Correspondence to: Nitsan Maharshak, MD, Department of Gastroenterology and Liver diseases, Tel Aviv Sourasky Medical Center, affiliated to the Sackler School of Medicine, Tel Aviv University, 6 Weizmann St, 64239 Tel Aviv, Israel. nitsan_maharshak@walla.com
Telephone: +972-3-6974282 Fax: +972-3-6974622
Received: January 10, 2011
Revised: April 10, 2011
Accepted: April 17, 2011
Published online: December 7, 2011
AIM: To examine whether hepatitis C virus (HCV)-infected patients who carry hypercoagulable mutations suffer from increased rates of liver fibrosis.

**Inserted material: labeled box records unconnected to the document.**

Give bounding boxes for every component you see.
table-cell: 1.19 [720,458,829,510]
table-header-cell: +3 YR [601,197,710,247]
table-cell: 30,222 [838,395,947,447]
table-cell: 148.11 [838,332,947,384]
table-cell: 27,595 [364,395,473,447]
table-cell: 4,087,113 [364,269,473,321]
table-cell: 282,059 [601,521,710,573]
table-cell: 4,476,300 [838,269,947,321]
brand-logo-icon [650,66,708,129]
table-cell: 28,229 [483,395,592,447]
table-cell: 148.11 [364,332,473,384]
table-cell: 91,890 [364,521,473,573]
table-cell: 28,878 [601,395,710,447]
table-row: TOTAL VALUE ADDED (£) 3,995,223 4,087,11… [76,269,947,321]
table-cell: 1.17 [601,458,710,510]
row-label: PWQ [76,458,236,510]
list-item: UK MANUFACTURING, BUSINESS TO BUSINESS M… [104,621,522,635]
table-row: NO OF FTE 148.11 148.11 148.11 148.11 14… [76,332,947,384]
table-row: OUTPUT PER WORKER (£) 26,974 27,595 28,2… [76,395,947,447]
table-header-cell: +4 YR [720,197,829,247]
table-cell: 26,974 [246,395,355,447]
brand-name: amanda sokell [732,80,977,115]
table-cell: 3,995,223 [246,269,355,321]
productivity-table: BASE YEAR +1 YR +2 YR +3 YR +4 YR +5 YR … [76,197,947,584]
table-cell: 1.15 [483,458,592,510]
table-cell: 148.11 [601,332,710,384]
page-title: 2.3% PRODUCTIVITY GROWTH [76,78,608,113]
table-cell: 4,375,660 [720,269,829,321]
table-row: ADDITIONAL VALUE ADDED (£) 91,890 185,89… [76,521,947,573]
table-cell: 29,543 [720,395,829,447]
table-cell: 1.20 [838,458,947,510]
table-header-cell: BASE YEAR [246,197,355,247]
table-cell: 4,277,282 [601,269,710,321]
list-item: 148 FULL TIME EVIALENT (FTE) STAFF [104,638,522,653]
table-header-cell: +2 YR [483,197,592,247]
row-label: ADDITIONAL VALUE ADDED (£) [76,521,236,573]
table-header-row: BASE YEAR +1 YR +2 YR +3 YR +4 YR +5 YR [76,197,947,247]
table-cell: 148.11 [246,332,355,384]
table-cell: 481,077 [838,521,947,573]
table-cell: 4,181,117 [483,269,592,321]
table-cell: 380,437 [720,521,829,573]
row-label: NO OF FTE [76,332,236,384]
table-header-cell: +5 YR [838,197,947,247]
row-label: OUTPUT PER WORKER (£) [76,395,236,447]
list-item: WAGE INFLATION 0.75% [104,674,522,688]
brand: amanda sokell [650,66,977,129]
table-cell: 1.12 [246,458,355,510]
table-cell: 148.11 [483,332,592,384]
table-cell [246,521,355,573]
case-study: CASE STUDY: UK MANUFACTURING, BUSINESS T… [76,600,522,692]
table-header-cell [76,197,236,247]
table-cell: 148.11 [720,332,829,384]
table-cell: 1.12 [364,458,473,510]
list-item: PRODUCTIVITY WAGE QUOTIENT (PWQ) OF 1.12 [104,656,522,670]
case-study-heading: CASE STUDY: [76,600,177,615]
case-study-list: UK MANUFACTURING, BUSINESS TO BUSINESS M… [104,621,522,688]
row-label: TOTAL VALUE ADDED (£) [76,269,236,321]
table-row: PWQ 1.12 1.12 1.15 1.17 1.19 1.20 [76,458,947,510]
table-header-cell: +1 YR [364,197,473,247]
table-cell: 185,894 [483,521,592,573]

METHODS: We analyzed DNA samples of 168 HCV patients for three common hypercoagulable gene mutations: prothrombin 20210 (PT20210), factor V Leiden (FV Leiden) and methylene tetrahydrofolate reductase (MTHFR). The patients were consecutively recruited as part of the prospective “Fibroscore Study” in France. The effect of the various mutations on the rate of fibrosis was analyzed statistically and was correlated with epidemiological, clinical and biochemical data such as grade and stage of liver biopsies, patients’ risk factors for liver cirrhosis, and timing of infection.

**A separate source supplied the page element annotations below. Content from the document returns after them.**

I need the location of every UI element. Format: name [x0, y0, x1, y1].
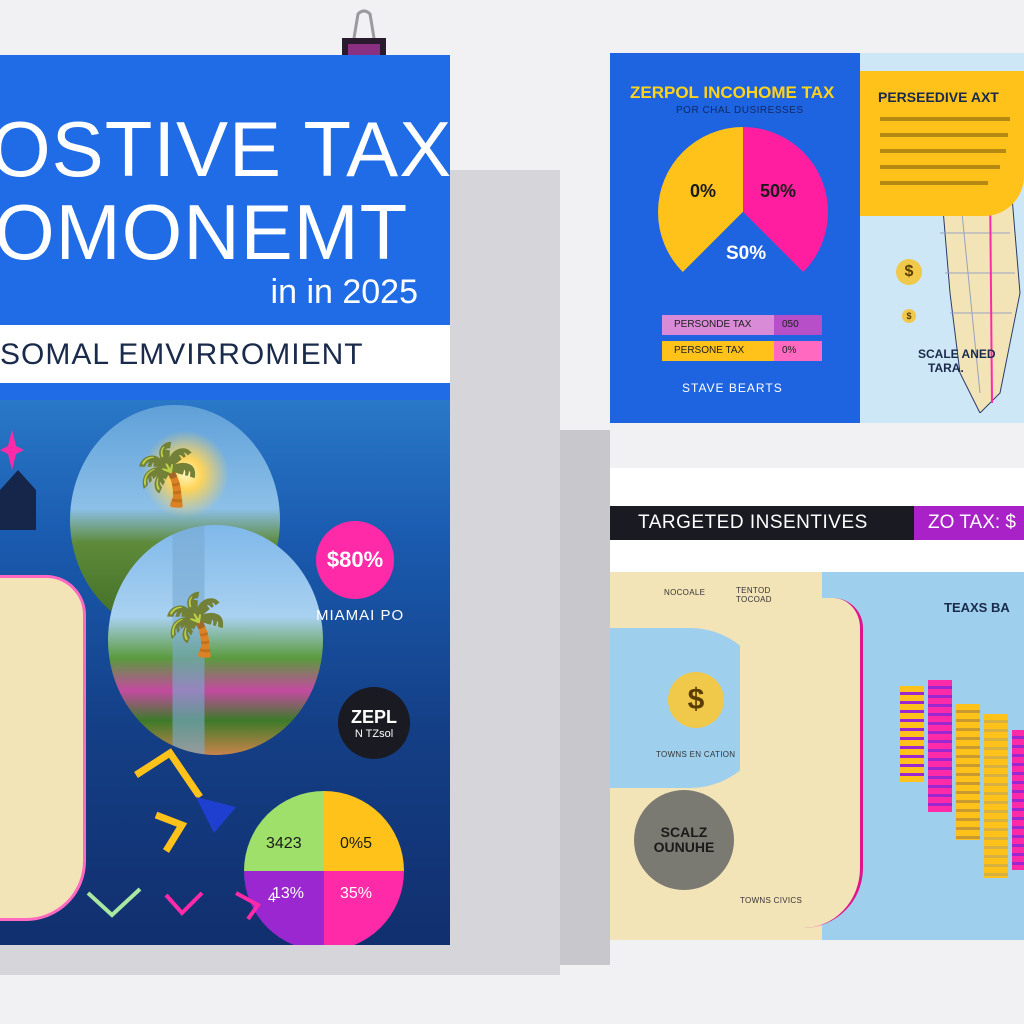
- callout-text-line: [880, 133, 1008, 137]
- tax-row-1-value: 050: [774, 315, 822, 335]
- bar-column-5: [1012, 730, 1024, 870]
- chevron-yellow-icon: [134, 748, 203, 799]
- city-label: MIAMAI PO: [316, 607, 405, 624]
- subtitle-band-text: SOMAL EMVIRROMIENT: [0, 338, 364, 371]
- income-tax-subtitle: POR CHAL DUSIRESSES: [676, 105, 804, 116]
- incentives-band-text: TARGETED INSENTIVES: [638, 512, 868, 533]
- left-poster: OSTIVE TAX OMONEMT in in 2025 SOMAL EMVI…: [0, 55, 450, 945]
- map-title: TEAXS BA: [944, 600, 1010, 615]
- scale-label-line-1: SCALE ANED: [918, 347, 996, 361]
- perspective-title: PERSEEDIVE AXT: [878, 89, 999, 105]
- triangle-blue-icon: [196, 797, 236, 833]
- tax-row-2-label: PERSONE TAX: [674, 345, 745, 356]
- bar-column-2: [928, 680, 952, 812]
- left-pie-chart: [244, 791, 404, 945]
- headline-line-1: OSTIVE TAX: [0, 105, 450, 193]
- backdrop-panel-mid: [560, 430, 610, 965]
- dark-badge: ZEPL N TZsol: [338, 687, 410, 759]
- checkmark-green-icon: [86, 887, 142, 918]
- scale-circle-line-2: OUNUHE: [653, 839, 715, 855]
- pie-left-label: 0%: [690, 181, 717, 201]
- florida-peninsula: [740, 598, 863, 928]
- tax-row-1: PERSONDE TAX: [662, 315, 784, 335]
- florida-map-left: [0, 575, 86, 921]
- tax-row-1-value-text: 050: [782, 319, 799, 330]
- headline-line-2: OMONEMT: [0, 188, 409, 276]
- arrow-pink-icon: [235, 891, 261, 921]
- pie-label-3: 13%: [272, 885, 305, 902]
- dark-badge-caption: N TZsol: [354, 727, 394, 740]
- dollar-coin-icon-small: $: [902, 309, 916, 323]
- scale-circle-line-1: SCALZ: [660, 823, 708, 840]
- sparkle-icon: [0, 430, 24, 470]
- perspective-callout: [860, 71, 1024, 216]
- dark-badge-title: ZEPL: [350, 706, 397, 727]
- map-label-1: NOCOALE: [664, 588, 706, 597]
- backdrop-floor: [0, 945, 560, 975]
- pie-right-label: 50%: [760, 181, 797, 201]
- bar-column-3: [956, 704, 980, 840]
- bottom-right-poster: TARGETED INSENTIVES ZO TAX: $ TEAXS BA $…: [610, 468, 1024, 940]
- state-benefits-footer: STAVE BEARTS: [682, 381, 783, 395]
- pie-center-label: S0%: [726, 243, 767, 264]
- subtitle-band: [0, 325, 450, 383]
- zigzag-yellow-icon: [154, 811, 188, 853]
- map-label-3: TOWNS EN CATION: [656, 750, 736, 759]
- income-tax-title: ZERPOL INCOHOME TAX: [630, 83, 835, 102]
- tax-row-1-label: PERSONDE TAX: [674, 319, 752, 330]
- tax-row-2-value-text: 0%: [782, 345, 797, 356]
- bar-column-1: [900, 686, 924, 782]
- dollar-coin-icon-large: $: [668, 672, 724, 728]
- corner-number: 4: [268, 889, 276, 905]
- bar-column-4: [984, 714, 1008, 878]
- callout-text-line: [880, 165, 1000, 169]
- callout-text-line: [880, 149, 1006, 153]
- income-tax-pie-chart: [658, 127, 828, 297]
- map-label-4: TOWNS CIVICS: [740, 896, 803, 905]
- year-text: in in 2025: [270, 273, 418, 311]
- house-icon: [0, 470, 36, 530]
- incentives-band-highlight: [914, 506, 1024, 540]
- map-label-2: TENTOD TOCOAD: [736, 586, 772, 604]
- callout-text-line: [880, 181, 988, 185]
- top-right-poster: ZERPOL INCOHOME TAX POR CHAL DUSIRESSES …: [610, 53, 1024, 423]
- scale-label-line-2: TARA.: [928, 361, 964, 376]
- scale-label: SCALE ANED TARA.: [918, 347, 996, 376]
- checkmark-pink-icon: [164, 891, 204, 916]
- tax-row-2: PERSONE TAX: [662, 341, 784, 361]
- pink-percent-badge: $80%: [316, 521, 394, 599]
- dollar-coin-icon: $: [896, 259, 922, 285]
- backdrop-panel-left: [450, 170, 560, 965]
- callout-text-line: [880, 117, 1010, 121]
- incentives-band-highlight-text: ZO TAX: $: [928, 512, 1016, 533]
- tax-row-2-value: 0%: [774, 341, 822, 361]
- pie-label-4: 35%: [340, 885, 373, 902]
- pie-label-2: 0%5: [340, 835, 373, 852]
- garden-skyline-photo: 🌴: [108, 525, 323, 755]
- scale-overview-circle: SCALZ OUNUHE: [634, 790, 734, 890]
- pie-label-1: 3423: [266, 835, 302, 852]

RESULTS: Fifty two of the patients were categorized as “fast fibrosers” and 116 as “slow fibrosers”; 13% of the “fast fibrosers” carried the PT20210 mutation as compared with 5.5% of the “slow fibrosers”, with an odds ratio of 4.76 (P = 0.033; 95% CI: 1.13-19.99) for “fast” liver fibrosis. Carriage of MTHFR or FV Leiden mutations was not associated with enhanced liver fibrosis.
CONCLUSION: Carriage of the PT20210 mutation is related to an increased rate of liver fibrosis in HCV patients.